Il tremblait, mais il ne pouvait pas rester arrêté sur le bas-côté de l'autoroute plus longtemps, même à ces petites heures de la nuit presque sans circulation. Il démarra lentement et conduisit dans un effort engourdi, sans avoir clairement conscience de là où il allait. Sans réfléchir, il fit demi-tour à la sortie suivante puis abandonna la M-40 par une petite route qui serpentait entre les champs desséchés. Il commença aussitôt à voir les premiers brasiers qui signalaient la proximité de Poblado et des silhouettes fantomatiques qui se découpaient en noir sur les flammes. Il tendit la main pour mettre les loquets des portes, mais au dernier moment décida de ne pas le faire: s'il devait lui arriver quelque chose, que ça lui arrive, ce serait là son destin, la réponse. Il circula lentement sur la frange frontalière du territoire barbare et arriva au passage souterrain sous les voies du chemin de fer, un étroit tunnel incroyablement sale où, au milieu de détritus de boîtes de conserve écrasées, de cadavres de rats et d'indiscernables haillons, on pouvait trouver de nombreux documents personnels, des cartes de piscine municipale ou de vidéo-club, des porte-monnaie ouverts et des sacs de femme éventrés, une avalanche de restes abandonnés par une légion de voleurs.

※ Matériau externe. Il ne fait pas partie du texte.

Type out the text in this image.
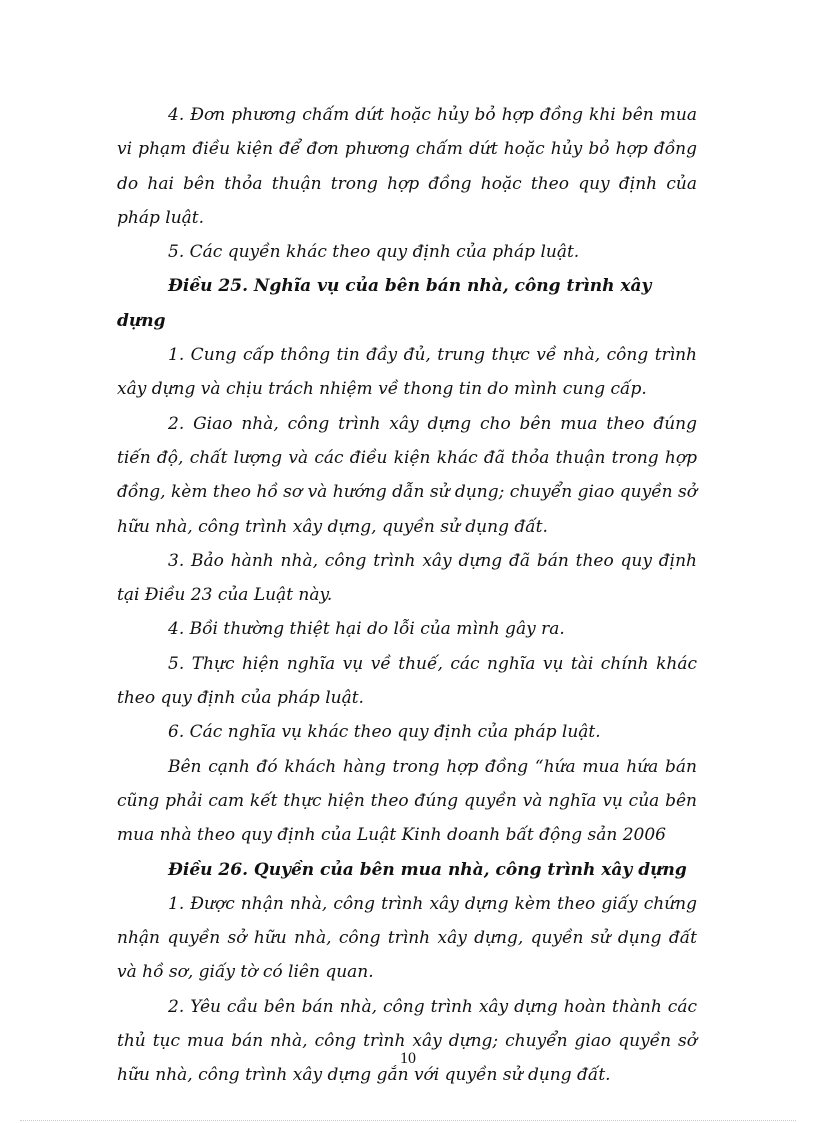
4. Đơn phương chấm dứt hoặc hủy bỏ hợp đồng khi bên mua vi phạm điều kiện để đơn phương chấm dứt hoặc hủy bỏ hợp đồng do hai bên thỏa thuận trong hợp đồng hoặc theo quy định của pháp luật.

5. Các quyền khác theo quy định của pháp luật.

Điều 25. Nghĩa vụ của bên bán nhà, công trình xây dựng

1. Cung cấp thông tin đầy đủ, trung thực về nhà, công trình xây dựng và chịu trách nhiệm về thong tin do mình cung cấp.

2. Giao nhà, công trình xây dựng cho bên mua theo đúng tiến độ, chất lượng và các điều kiện khác đã thỏa thuận trong hợp đồng, kèm theo hồ sơ và hướng dẫn sử dụng; chuyển giao quyền sở hữu nhà, công trình xây dựng, quyền sử dụng đất.

3. Bảo hành nhà, công trình xây dựng đã bán theo quy định tại Điều 23 của Luật này.

4. Bồi thường thiệt hại do lỗi của mình gây ra.

5. Thực hiện nghĩa vụ về thuế, các nghĩa vụ tài chính khác theo quy định của pháp luật.

6. Các nghĩa vụ khác theo quy định của pháp luật.

Bên cạnh đó khách hàng trong hợp đồng “hứa mua hứa bán cũng phải cam kết thực hiện theo đúng quyền và nghĩa vụ của bên mua nhà theo quy định của Luật Kinh doanh bất động sản 2006

Điều 26. Quyền của bên mua nhà, công trình xây dựng

1. Được nhận nhà, công trình xây dựng kèm theo giấy chứng nhận quyền sở hữu nhà, công trình xây dựng, quyền sử dụng đất và hồ sơ, giấy tờ có liên quan.

2. Yêu cầu bên bán nhà, công trình xây dựng hoàn thành các thủ tục mua bán nhà, công trình xây dựng; chuyển giao quyền sở hữu nhà, công trình xây dựng gắn với quyền sử dụng đất.

10
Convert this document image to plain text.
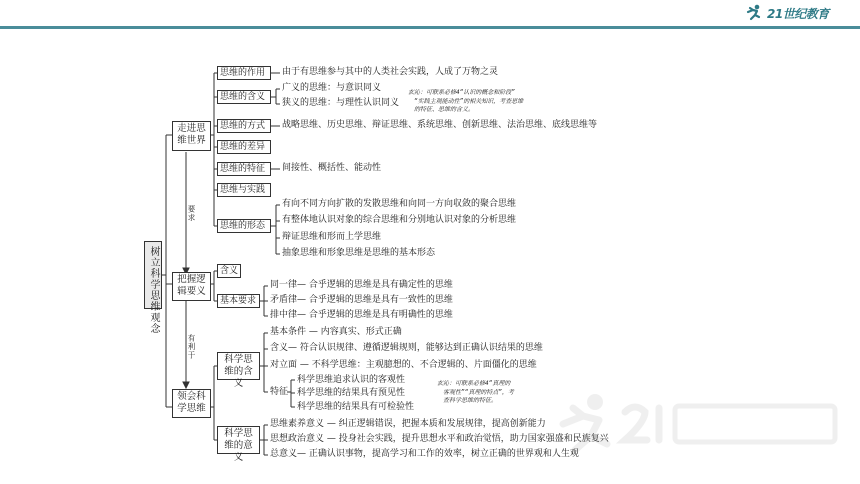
21世纪教育
树立科学思维观念
走进思维世界
把握逻辑要义
领会科学思维
要求
有利于
思维的作用	由于有思维参与其中的人类社会实践，人成了万物之灵
思维的含义
广义的思维：与意识同义
狭义的思维：与理性认识同义
玄沁：可联系必修4“认识的概念和阶段”
“实践主观能动性”的相关知识，考查思维
的特征、思维的含义。
思维的方式	战略思维、历史思维、辩证思维、系统思维、创新思维、法治思维、底线思维等
思维的差异
思维的特征	间接性、概括性、能动性
思维与实践
思维的形态
有向不同方向扩散的发散思维和向同一方向収敛的聚合思维
有整体地认识对象的综合思维和分别地认识对象的分析思维
辩证思维和形而上学思维
抽象思维和形象思维是思维的基本形态
含义
基本要求
同一律— 合乎逻辑的思维是具有确定性的思维
矛盾律— 合乎逻辑的思维是具有一致性的思维
排中律— 合乎逻辑的思维是具有明确性的思维
科学思维的含义
基本条件 — 内容真实、形式正确
含义— 符合认识规律、遵循逻辑规则，能够达到正确认识结果的思维
对立面 — 不科学思维：主观臆想的、不合逻辑的、片面僵化的思维
特征
科学思维追求认识的客观性
科学思维的结果具有预见性
科学思维的结果具有可检验性
玄沁：可联系必修4“真理的
客观性”“真理的特点”，考
查科学思维的特征。
科学思维的意义
思维素养意义 — 纠正逻辑错误，把握本质和发展规律，提高创新能力
思想政治意义 — 投身社会实践，提升思想水平和政治觉悟，助力国家强盛和民族复兴
总意义— 正确认识事物，提高学习和工作的效率，树立正确的世界观和人生观
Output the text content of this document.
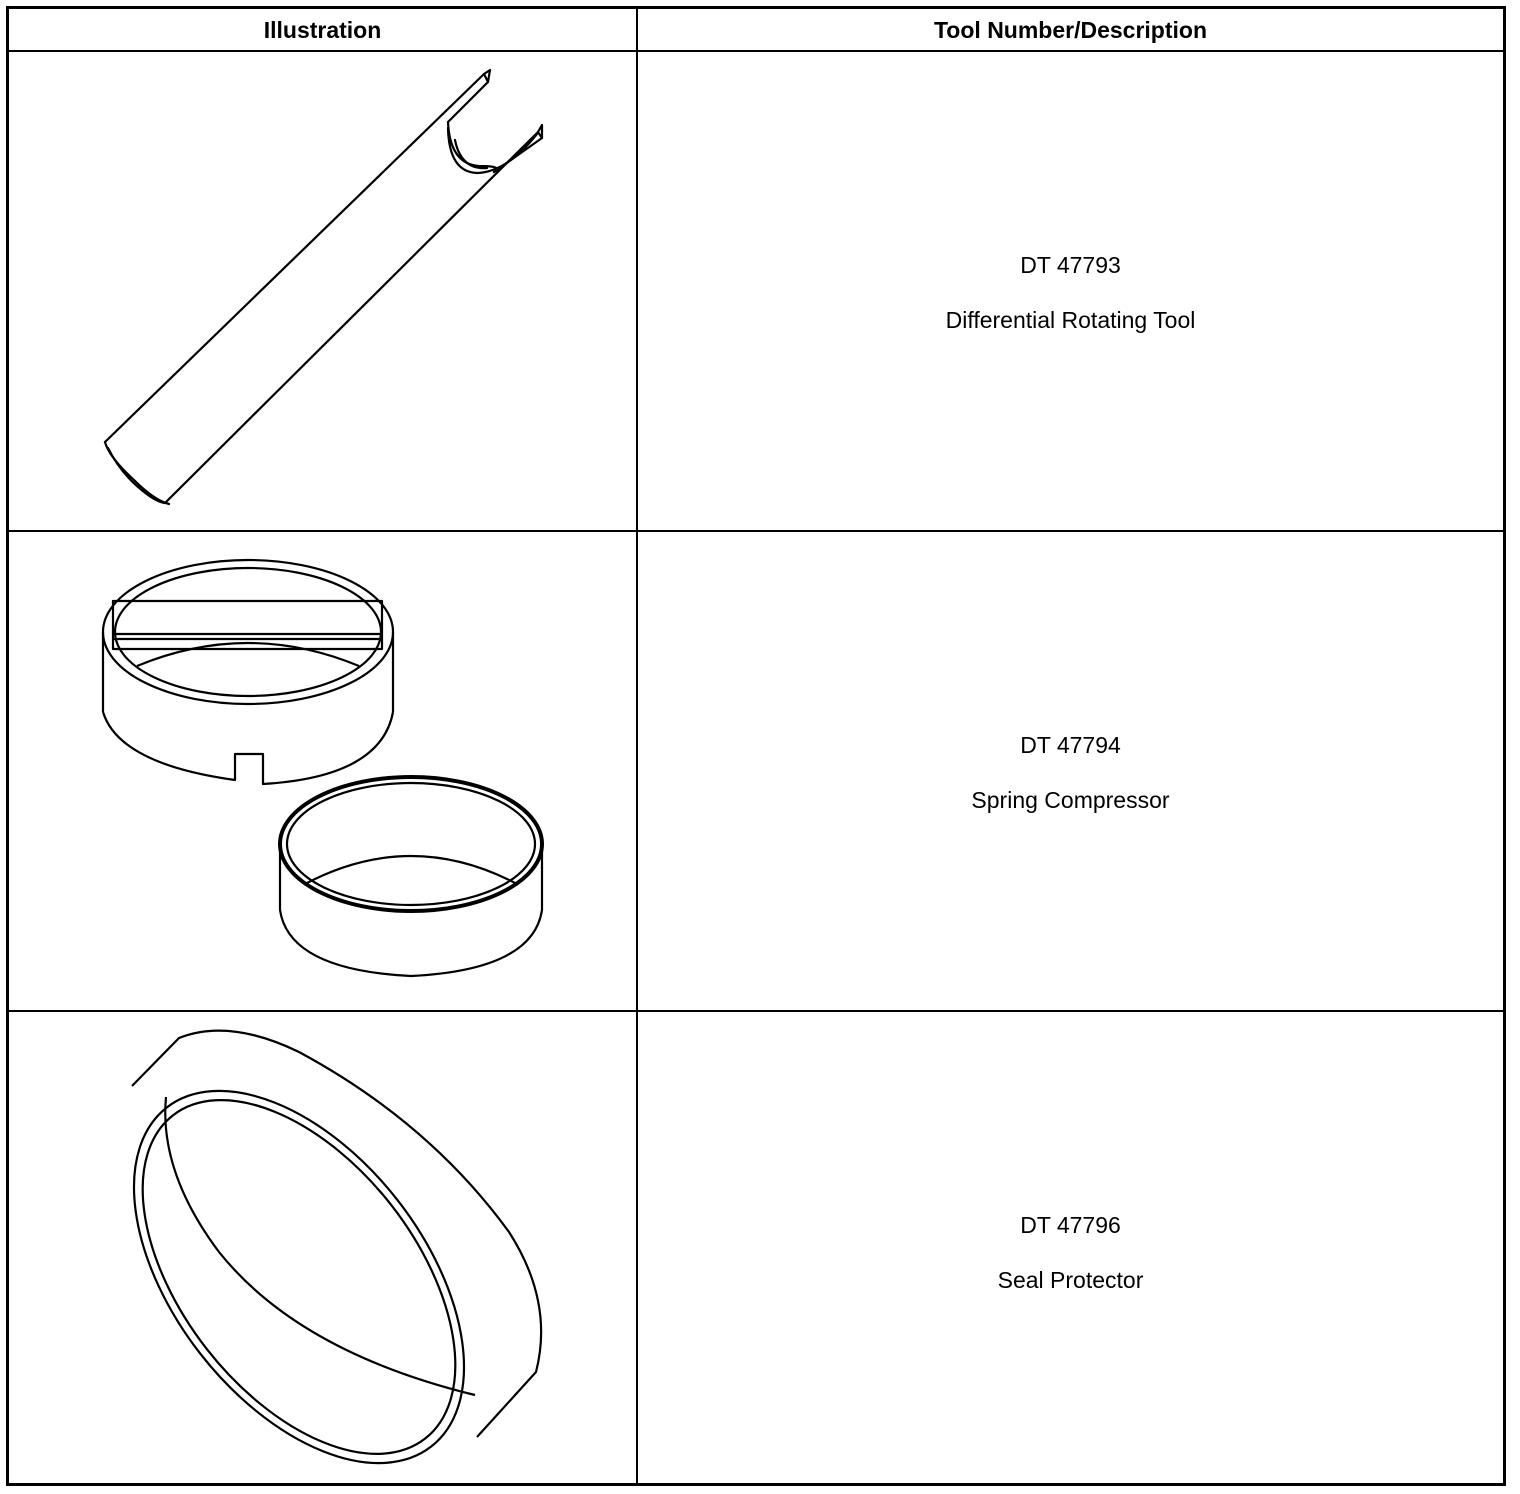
Illustration	Tool Number/Description
DT 47793
Differential Rotating Tool
DT 47794
Spring Compressor
DT 47796
Seal Protector
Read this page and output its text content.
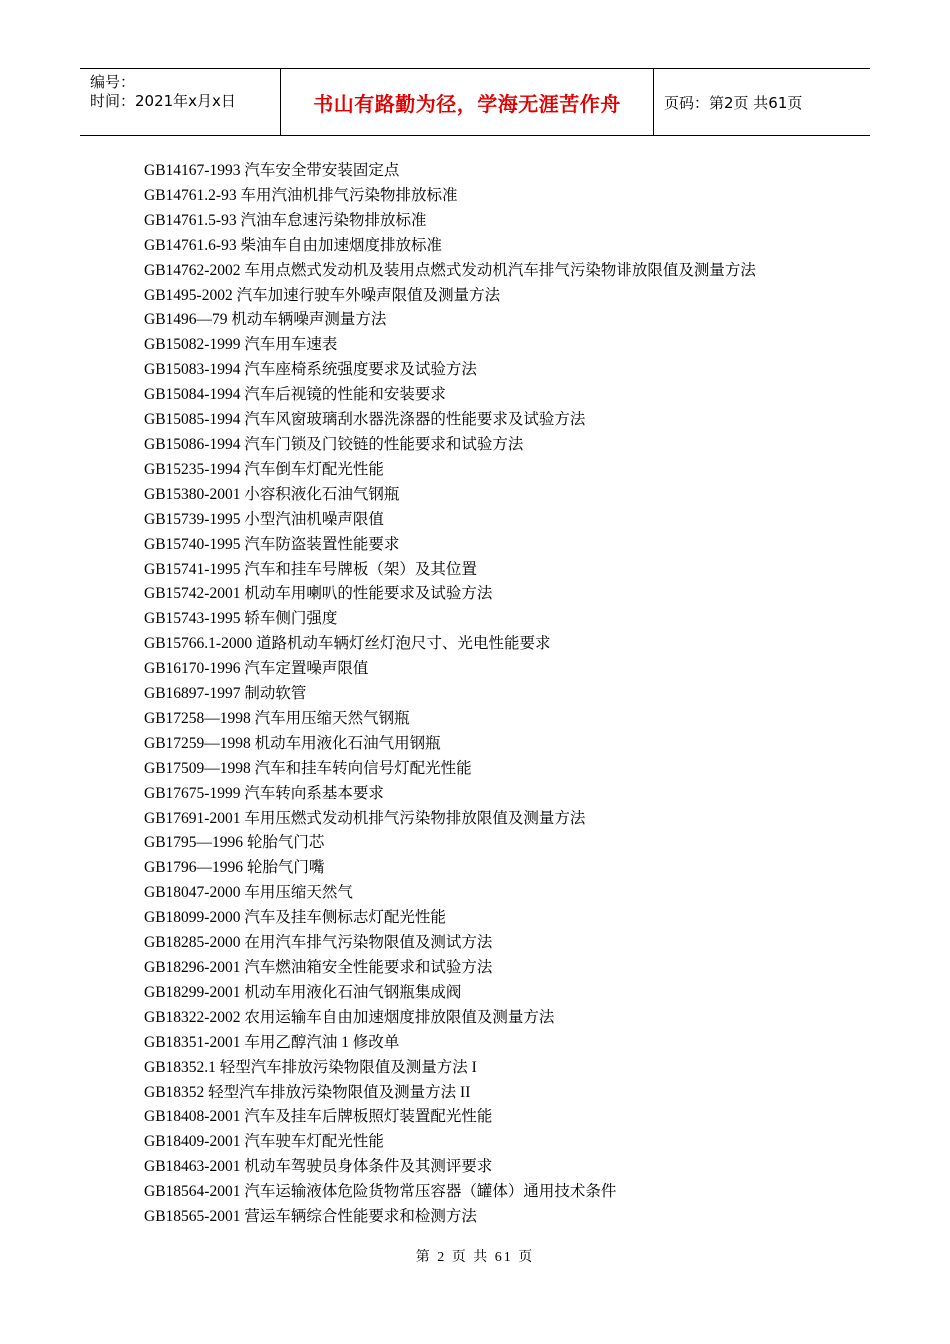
编号：
时间：2021年x月x日	书山有路勤为径，学海无涯苦作舟	页码：第2页 共61页
GB14167-1993 汽车安全带安装固定点
GB14761.2-93 车用汽油机排气污染物排放标准
GB14761.5-93 汽油车怠速污染物排放标准
GB14761.6-93 柴油车自由加速烟度排放标准
GB14762-2002 车用点燃式发动机及装用点燃式发动机汽车排气污染物诽放限值及测量方法
GB1495-2002 汽车加速行驶车外噪声限值及测量方法
GB1496—79 机动车辆噪声测量方法
GB15082-1999 汽车用车速表
GB15083-1994 汽车座椅系统强度要求及试验方法
GB15084-1994 汽车后视镜的性能和安装要求
GB15085-1994 汽车风窗玻璃刮水器洗涤器的性能要求及试验方法
GB15086-1994 汽车门锁及门铰链的性能要求和试验方法
GB15235-1994 汽车倒车灯配光性能
GB15380-2001 小容积液化石油气钢瓶
GB15739-1995 小型汽油机噪声限值
GB15740-1995 汽车防盗装置性能要求
GB15741-1995 汽车和挂车号牌板（架）及其位置
GB15742-2001 机动车用喇叭的性能要求及试验方法
GB15743-1995 轿车侧门强度
GB15766.1-2000 道路机动车辆灯丝灯泡尺寸、光电性能要求
GB16170-1996 汽车定置噪声限值
GB16897-1997 制动软管
GB17258—1998 汽车用压缩天然气钢瓶
GB17259—1998 机动车用液化石油气用钢瓶
GB17509—1998 汽车和挂车转向信号灯配光性能
GB17675-1999 汽车转向系基本要求
GB17691-2001 车用压燃式发动机排气污染物排放限值及测量方法
GB1795—1996 轮胎气门芯
GB1796—1996 轮胎气门嘴
GB18047-2000 车用压缩天然气
GB18099-2000 汽车及挂车侧标志灯配光性能
GB18285-2000 在用汽车排气污染物限值及测试方法
GB18296-2001 汽车燃油箱安全性能要求和试验方法
GB18299-2001 机动车用液化石油气钢瓶集成阀
GB18322-2002 农用运输车自由加速烟度排放限值及测量方法
GB18351-2001 车用乙醇汽油 1 修改单
GB18352.1 轻型汽车排放污染物限值及测量方法 I
GB18352 轻型汽车排放污染物限值及测量方法 II
GB18408-2001 汽车及挂车后牌板照灯装置配光性能
GB18409-2001 汽车驶车灯配光性能
GB18463-2001 机动车驾驶员身体条件及其测评要求
GB18564-2001 汽车运输液体危险货物常压容器（罐体）通用技术条件
GB18565-2001 营运车辆综合性能要求和检测方法
第 2 页 共 61 页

Et là, juste à la sortie du tunnel, il lut un graffiti sur le mur qui lui disait: La vengeance te libérera.
Au fond, on voyait de nouveau la ligne brillante de la ville, avec son rêve de luxueux gratte-ciels et son cauchemar menaçant d'immondices et de misère.
Rosa Montero, Instructions pour sauver le monde (Métailié, 2008)
traduit de l'espagnol par Myriam Chirousse
image: F.Rodriguez, Madrid (onnouscachetout.com)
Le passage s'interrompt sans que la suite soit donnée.